Scoping a worker so it returns a conclusion, not a dump
The single highest-leverage habit. The worker’s value is its summary; everything else is exhaust. So write the prompt to control the summary.
Tell the worker what to return, not just what to do. “Find every call site of getSession and return the file:line list and whether each handles the null case — do not paste the function bodies.” That instruction is the difference between a 420-token answer and a 6,000-token answer landing back in your orchestrator. The docs’ own model agents do this structurally: the built-in Explore agent “reads excerpts rather than whole files,” and Explore and Plan “skip” the CLAUDE.md load entirely “for a smaller context.” Borrow the discipline. A worker that returns “the conclusion, not the file dumps” is the entire economic case for spawning it.

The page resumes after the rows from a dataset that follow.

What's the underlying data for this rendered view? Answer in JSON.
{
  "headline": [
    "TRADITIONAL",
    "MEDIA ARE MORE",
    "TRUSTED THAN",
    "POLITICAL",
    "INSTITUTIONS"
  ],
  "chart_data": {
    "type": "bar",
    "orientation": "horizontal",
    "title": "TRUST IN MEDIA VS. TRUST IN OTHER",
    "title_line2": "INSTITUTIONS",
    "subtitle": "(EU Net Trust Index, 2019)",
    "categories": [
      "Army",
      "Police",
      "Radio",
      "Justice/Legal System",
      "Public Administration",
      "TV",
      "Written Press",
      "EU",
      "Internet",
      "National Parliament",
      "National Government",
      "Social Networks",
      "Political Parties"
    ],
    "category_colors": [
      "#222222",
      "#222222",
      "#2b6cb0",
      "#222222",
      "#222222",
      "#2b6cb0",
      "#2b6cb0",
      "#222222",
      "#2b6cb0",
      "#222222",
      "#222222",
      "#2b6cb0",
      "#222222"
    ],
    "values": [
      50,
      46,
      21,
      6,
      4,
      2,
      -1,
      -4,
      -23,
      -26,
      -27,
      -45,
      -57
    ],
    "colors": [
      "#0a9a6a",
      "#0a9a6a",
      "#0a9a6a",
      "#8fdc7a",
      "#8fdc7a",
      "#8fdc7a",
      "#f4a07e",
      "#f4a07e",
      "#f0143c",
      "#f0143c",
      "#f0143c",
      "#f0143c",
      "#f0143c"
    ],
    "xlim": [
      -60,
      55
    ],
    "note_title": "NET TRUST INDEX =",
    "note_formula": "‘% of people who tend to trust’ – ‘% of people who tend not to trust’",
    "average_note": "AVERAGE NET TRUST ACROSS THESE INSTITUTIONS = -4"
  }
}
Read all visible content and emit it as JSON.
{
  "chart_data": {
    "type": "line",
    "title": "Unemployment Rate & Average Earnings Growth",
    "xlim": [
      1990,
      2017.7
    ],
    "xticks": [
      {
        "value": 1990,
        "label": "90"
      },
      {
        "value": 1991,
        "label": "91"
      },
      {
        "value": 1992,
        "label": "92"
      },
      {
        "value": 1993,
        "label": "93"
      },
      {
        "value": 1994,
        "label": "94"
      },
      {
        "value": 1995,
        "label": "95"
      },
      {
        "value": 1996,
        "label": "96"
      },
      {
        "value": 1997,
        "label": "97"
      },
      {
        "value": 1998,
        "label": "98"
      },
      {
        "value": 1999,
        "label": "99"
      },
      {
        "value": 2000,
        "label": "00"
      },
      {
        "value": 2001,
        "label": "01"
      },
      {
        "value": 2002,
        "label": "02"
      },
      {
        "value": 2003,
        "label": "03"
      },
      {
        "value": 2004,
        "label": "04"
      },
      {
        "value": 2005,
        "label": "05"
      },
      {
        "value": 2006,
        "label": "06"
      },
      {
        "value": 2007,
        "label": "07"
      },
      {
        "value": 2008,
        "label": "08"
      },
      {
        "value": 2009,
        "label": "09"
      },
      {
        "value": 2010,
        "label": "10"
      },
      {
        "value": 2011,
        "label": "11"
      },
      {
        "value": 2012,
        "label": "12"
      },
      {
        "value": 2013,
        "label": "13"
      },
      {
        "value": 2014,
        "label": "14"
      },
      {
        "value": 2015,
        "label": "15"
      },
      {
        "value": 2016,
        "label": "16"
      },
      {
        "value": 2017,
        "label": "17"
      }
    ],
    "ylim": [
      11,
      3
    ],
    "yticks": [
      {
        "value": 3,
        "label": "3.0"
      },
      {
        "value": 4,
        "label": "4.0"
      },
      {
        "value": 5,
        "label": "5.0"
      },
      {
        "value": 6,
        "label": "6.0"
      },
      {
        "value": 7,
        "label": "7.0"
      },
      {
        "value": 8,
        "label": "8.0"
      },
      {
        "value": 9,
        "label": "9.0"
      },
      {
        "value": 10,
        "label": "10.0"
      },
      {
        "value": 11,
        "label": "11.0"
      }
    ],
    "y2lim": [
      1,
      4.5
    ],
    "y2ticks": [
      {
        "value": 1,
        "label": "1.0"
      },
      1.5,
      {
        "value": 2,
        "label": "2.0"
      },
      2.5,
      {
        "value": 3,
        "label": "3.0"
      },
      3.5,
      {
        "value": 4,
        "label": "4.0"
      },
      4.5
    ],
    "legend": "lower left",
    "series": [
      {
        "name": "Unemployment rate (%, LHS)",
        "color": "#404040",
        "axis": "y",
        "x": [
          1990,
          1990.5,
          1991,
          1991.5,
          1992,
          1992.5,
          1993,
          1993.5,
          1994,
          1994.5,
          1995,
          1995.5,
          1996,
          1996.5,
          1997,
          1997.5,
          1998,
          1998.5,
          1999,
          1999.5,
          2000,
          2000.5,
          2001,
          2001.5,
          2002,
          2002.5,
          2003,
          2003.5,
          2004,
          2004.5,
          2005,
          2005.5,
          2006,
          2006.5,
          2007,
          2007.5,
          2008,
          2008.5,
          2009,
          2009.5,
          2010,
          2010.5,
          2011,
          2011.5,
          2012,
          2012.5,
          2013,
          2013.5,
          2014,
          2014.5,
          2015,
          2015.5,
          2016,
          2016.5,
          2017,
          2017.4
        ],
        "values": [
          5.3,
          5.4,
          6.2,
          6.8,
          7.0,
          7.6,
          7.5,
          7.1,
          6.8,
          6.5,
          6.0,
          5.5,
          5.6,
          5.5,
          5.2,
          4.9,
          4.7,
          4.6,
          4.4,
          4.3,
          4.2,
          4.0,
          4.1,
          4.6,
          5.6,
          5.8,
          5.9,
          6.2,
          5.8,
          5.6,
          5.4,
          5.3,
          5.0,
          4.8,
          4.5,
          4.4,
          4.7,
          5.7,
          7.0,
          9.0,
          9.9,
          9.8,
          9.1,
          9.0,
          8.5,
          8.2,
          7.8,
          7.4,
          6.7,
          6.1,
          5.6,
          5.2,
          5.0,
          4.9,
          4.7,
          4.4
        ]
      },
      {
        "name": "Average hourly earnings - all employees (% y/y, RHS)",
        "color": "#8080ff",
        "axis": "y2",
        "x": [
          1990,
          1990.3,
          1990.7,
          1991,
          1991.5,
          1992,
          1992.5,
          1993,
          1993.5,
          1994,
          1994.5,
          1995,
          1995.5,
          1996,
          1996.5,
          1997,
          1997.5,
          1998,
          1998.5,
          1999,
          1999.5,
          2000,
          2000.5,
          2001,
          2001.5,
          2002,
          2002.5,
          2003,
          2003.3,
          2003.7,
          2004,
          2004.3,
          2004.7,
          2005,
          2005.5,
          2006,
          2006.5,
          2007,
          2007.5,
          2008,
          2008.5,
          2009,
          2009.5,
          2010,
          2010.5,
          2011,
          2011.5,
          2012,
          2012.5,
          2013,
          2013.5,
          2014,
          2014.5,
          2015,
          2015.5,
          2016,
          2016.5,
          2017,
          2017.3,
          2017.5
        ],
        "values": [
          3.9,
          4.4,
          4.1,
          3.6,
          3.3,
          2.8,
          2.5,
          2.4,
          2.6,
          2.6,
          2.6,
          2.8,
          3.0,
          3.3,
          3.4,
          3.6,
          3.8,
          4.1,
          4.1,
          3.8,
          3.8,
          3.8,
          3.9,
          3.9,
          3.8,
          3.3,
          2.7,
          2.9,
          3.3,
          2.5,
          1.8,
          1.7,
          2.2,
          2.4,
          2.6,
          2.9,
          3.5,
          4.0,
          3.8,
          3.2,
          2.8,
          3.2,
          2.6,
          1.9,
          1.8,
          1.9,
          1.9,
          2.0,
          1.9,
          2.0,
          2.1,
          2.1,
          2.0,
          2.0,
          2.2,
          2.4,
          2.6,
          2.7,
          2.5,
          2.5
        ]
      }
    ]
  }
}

Two more cheap wins. Route workers to a cheaper model — the docs list “routing tasks to faster, cheaper models like Haiku” as a first-class cost control, and putting Opus at a leaf node is “paying the top-tier rate for work that Haiku handles at a fraction.” And give the worker only the tools it needs, so it can’t wander into expensive territory you didn’t intend.
Budgeting heuristics you can actually apply
Concrete enough to use on Monday:
- Price the spawn before you spawn. Rough rule: a worker costs its re-loaded setup (CLAUDE.md + MCP + system prompt — for the general-purpose agent the system prompt alone is ~900 tokens, per the context-window page) plus its file reads. If that total is smaller than what those file reads would do to your main window, spawn. If not, read inline.

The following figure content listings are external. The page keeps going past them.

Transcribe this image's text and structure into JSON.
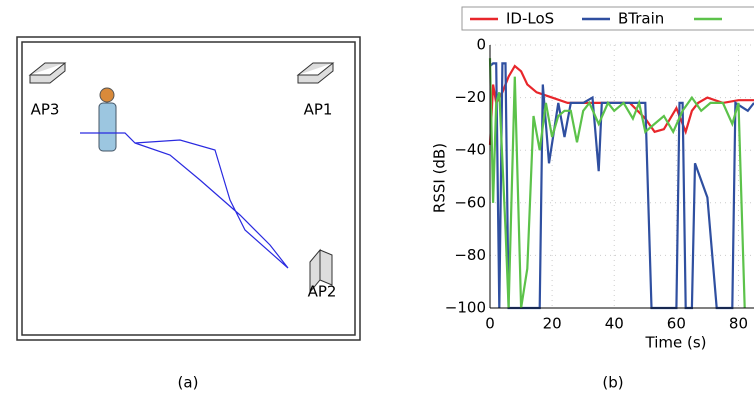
{
  "panel_a": {
    "labels": [
      "AP3",
      "AP1",
      "AP2"
    ],
    "caption": "(a)"
  },
  "chart_data": {
    "type": "line",
    "caption": "(b)",
    "xlabel": "Time (s)",
    "ylabel": "RSSI (dB)",
    "xlim": [
      0,
      85
    ],
    "ylim": [
      -100,
      0
    ],
    "xticks": [
      0,
      20,
      40,
      60,
      80
    ],
    "yticks": [
      {
        "value": 0,
        "label": "0"
      },
      {
        "value": -20,
        "label": "−20"
      },
      {
        "value": -40,
        "label": "−40"
      },
      {
        "value": -60,
        "label": "−60"
      },
      {
        "value": -80,
        "label": "−80"
      },
      {
        "value": -100,
        "label": "−100"
      }
    ],
    "grid": true,
    "legend": "top",
    "series": [
      {
        "name": "ID-LoS",
        "color": "#e8262b",
        "x": [
          0,
          1,
          2,
          4,
          6,
          8,
          10,
          12,
          15,
          20,
          25,
          30,
          40,
          45,
          50,
          53,
          56,
          60,
          63,
          65,
          67,
          70,
          75,
          80,
          85
        ],
        "values": [
          -38,
          -15,
          -22,
          -18,
          -12,
          -8,
          -10,
          -15,
          -18,
          -20,
          -22,
          -22,
          -22,
          -22,
          -28,
          -33,
          -32,
          -24,
          -33,
          -25,
          -22,
          -20,
          -22,
          -21,
          -21
        ]
      },
      {
        "name": "BTrain",
        "color": "#2f4fa0",
        "x": [
          0,
          1,
          2,
          3,
          4,
          5,
          6,
          16,
          17,
          19,
          22,
          24,
          26,
          30,
          33,
          35,
          36,
          40,
          45,
          50,
          52,
          60,
          61,
          62,
          63,
          65,
          66,
          70,
          73,
          78,
          79,
          83,
          85
        ],
        "values": [
          -8,
          -7,
          -7,
          -100,
          -7,
          -7,
          -100,
          -100,
          -15,
          -45,
          -22,
          -35,
          -22,
          -22,
          -20,
          -48,
          -22,
          -22,
          -22,
          -22,
          -100,
          -100,
          -22,
          -22,
          -100,
          -100,
          -45,
          -58,
          -100,
          -100,
          -22,
          -25,
          -22
        ]
      },
      {
        "name": null,
        "color": "#5cc24a",
        "x": [
          0,
          1,
          2,
          3,
          5,
          6,
          8,
          10,
          12,
          14,
          16,
          18,
          20,
          22,
          24,
          26,
          28,
          30,
          32,
          35,
          38,
          40,
          43,
          46,
          48,
          50,
          53,
          56,
          59,
          62,
          65,
          68,
          71,
          75,
          78,
          80,
          82
        ],
        "values": [
          -5,
          -60,
          -22,
          -18,
          -70,
          -100,
          -12,
          -100,
          -85,
          -27,
          -40,
          -22,
          -35,
          -27,
          -25,
          -25,
          -37,
          -25,
          -22,
          -30,
          -22,
          -25,
          -22,
          -28,
          -22,
          -33,
          -30,
          -27,
          -33,
          -25,
          -20,
          -25,
          -22,
          -22,
          -30,
          -22,
          -100
        ]
      }
    ]
  }
}
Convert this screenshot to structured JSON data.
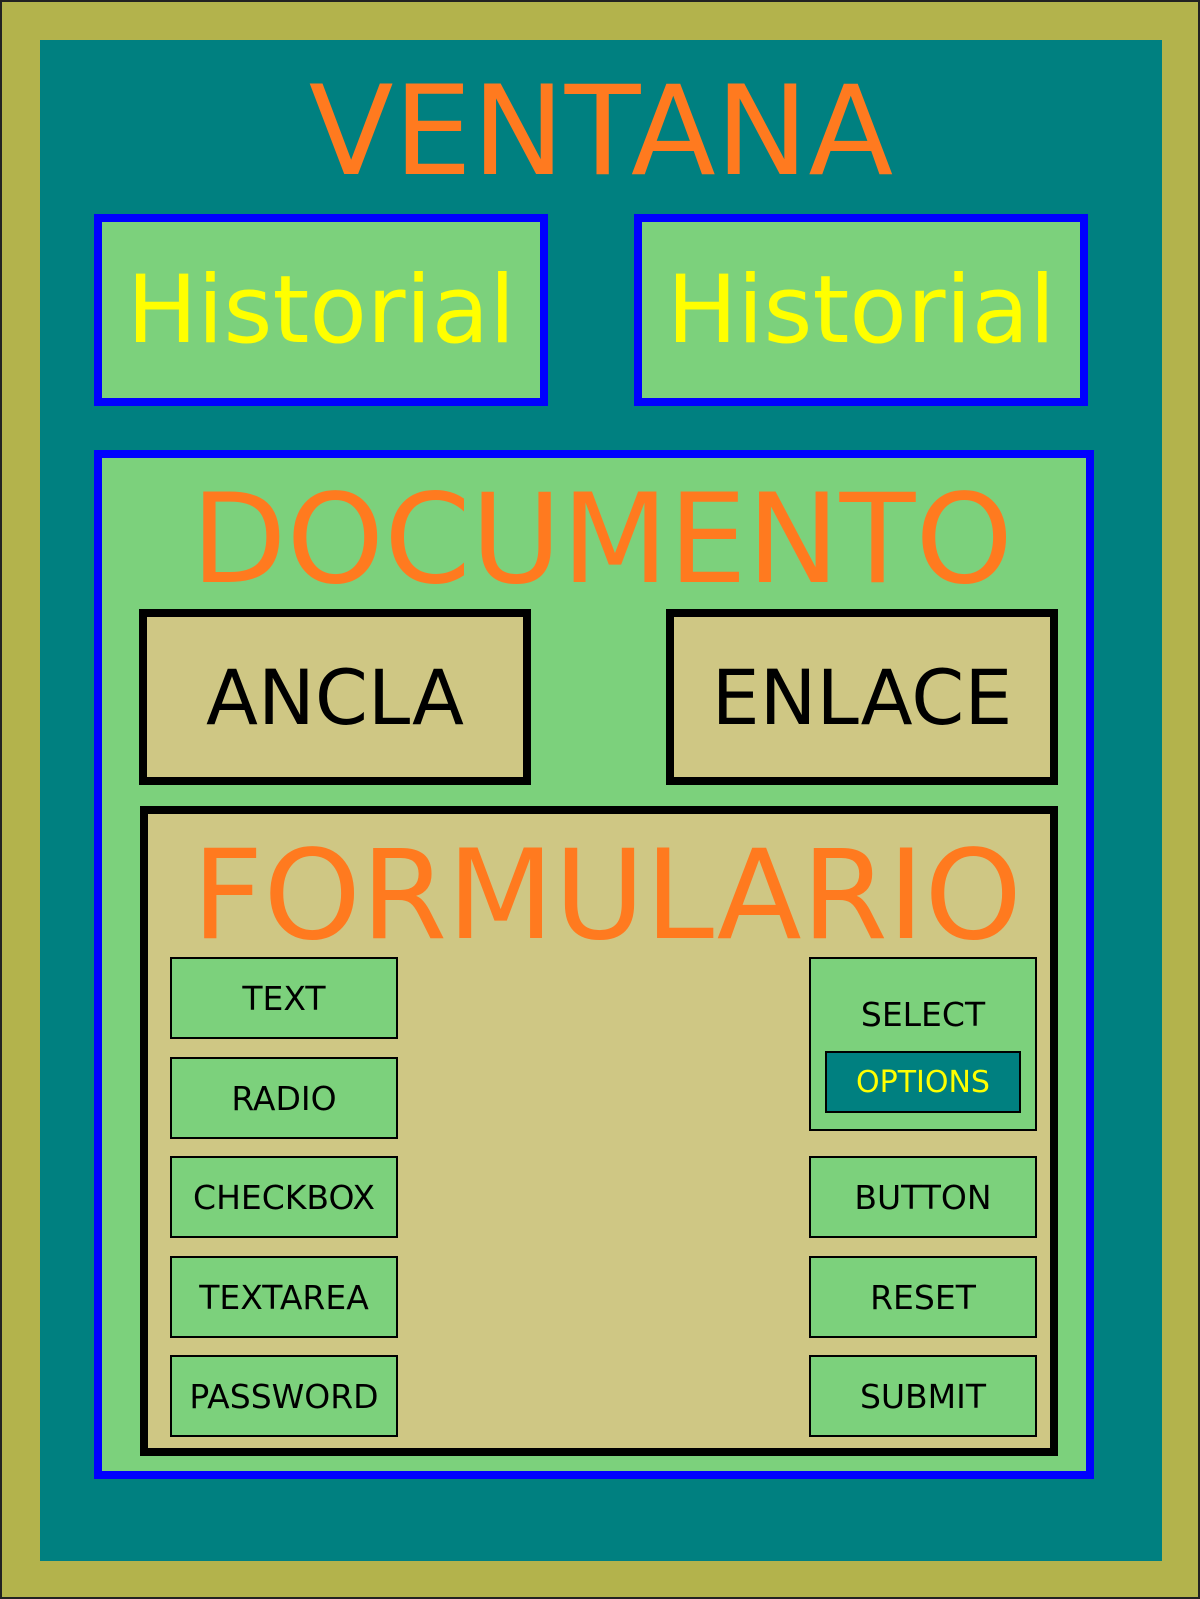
{
  "window": {
    "title": "VENTANA"
  },
  "history": [
    {
      "label": "Historial"
    },
    {
      "label": "Historial"
    }
  ],
  "document": {
    "title": "DOCUMENTO",
    "anchor_label": "ANCLA",
    "link_label": "ENLACE",
    "form": {
      "title": "FORMULARIO",
      "left_controls": [
        "TEXT",
        "RADIO",
        "CHECKBOX",
        "TEXTAREA",
        "PASSWORD"
      ],
      "select": {
        "label": "SELECT",
        "options_label": "OPTIONS"
      },
      "right_controls": [
        "BUTTON",
        "RESET",
        "SUBMIT"
      ]
    }
  },
  "colors": {
    "outer_frame": "#b3b34c",
    "window": "#008080",
    "panel_green": "#7cd17c",
    "panel_tan": "#cfc784",
    "border_blue": "#0000ff",
    "title_orange": "#ff7a1f",
    "label_yellow": "#ffff00"
  }
}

- Fan out for breadth, stay single for depth. N independent questions across the codebase → N workers, in parallel, returning short answers. One question that unfolds step by step → one context.
- Cap the width before the depth. Five 5-wide levels is up to 3,125 leaf windows. The damage is the product. Most real work wants depth 1–2 and a handful of workers, not a tree.

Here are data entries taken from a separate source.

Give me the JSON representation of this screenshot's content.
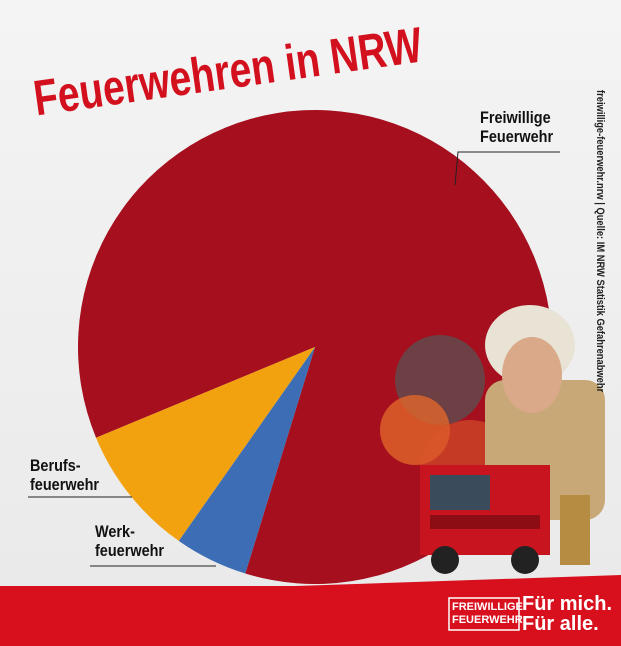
{
  "chart_data": {
    "type": "pie",
    "title": "Feuerwehren in NRW",
    "categories": [
      "Freiwillige\nFeuerwehr",
      "Werk-\nfeuerwehr",
      "Berufs-\nfeuerwehr"
    ],
    "values": [
      86,
      5,
      9
    ],
    "colors": [
      "#a50f1e",
      "#3d6db5",
      "#f2a20f"
    ],
    "source": "freiwillige-feuerwehr.nrw  |  Quelle: IM NRW Statistik Gefahrenabwehr"
  },
  "footer": {
    "logo": [
      "FREIWILLIGE",
      "FEUERWEHR"
    ],
    "slogan": [
      "Für mich.",
      "Für alle."
    ]
  }
}
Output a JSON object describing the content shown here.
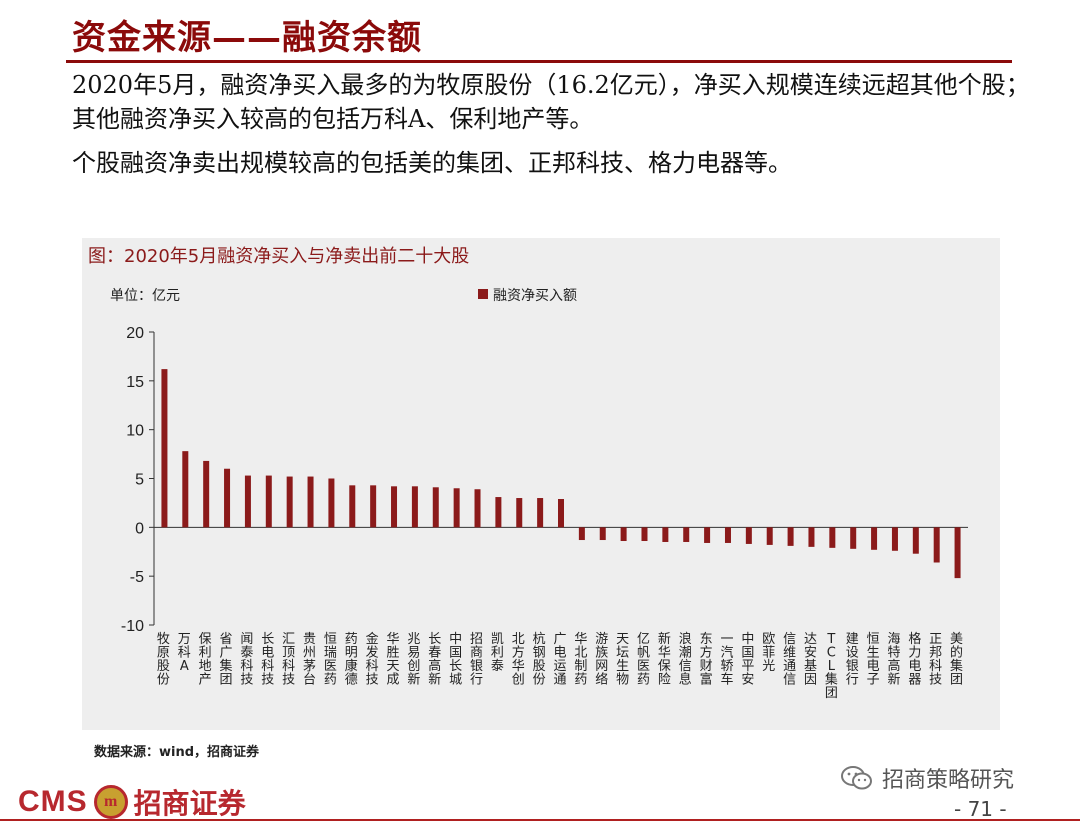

- Demand a small return, in the prompt, every time. If you can’t say in one sentence what the worker should hand back, you’re not ready to spawn it.
- Measure it. Run
/cost(or/usage) after a fan-out session and after the same task done single-context. The 4×/15× spread is Anthropic’s average; yours is checkable, and the only number that governs your bill.
So what for Monday morning
Do: use fan-out for genuinely parallel breadth — independent searches, multi-file audits, the kind of work that would otherwise flood your window with stuff you’ll never re-read. Scope each worker to return a conclusion under ~500 tokens, route it to Haiku, and hand it only the tools it needs. That’s the configuration where isolation pays for itself.
Watch: nesting and width together. The new 5-deep limit and the doubled rate limits both widened the spend surface this month. Keep the Agent tool off nested workers unless you have a reason, and check /cost after fan-out sessions until you trust your own multiplier.
Ignore: the instinct to parallelize everything because you now can. Sequential work, large returns, and one-tool leaves are all cheaper in a single context. Fan-out is a tool for breadth, not a default. The token bill is yours, and you sign it whether or not you watched the window where it was spent.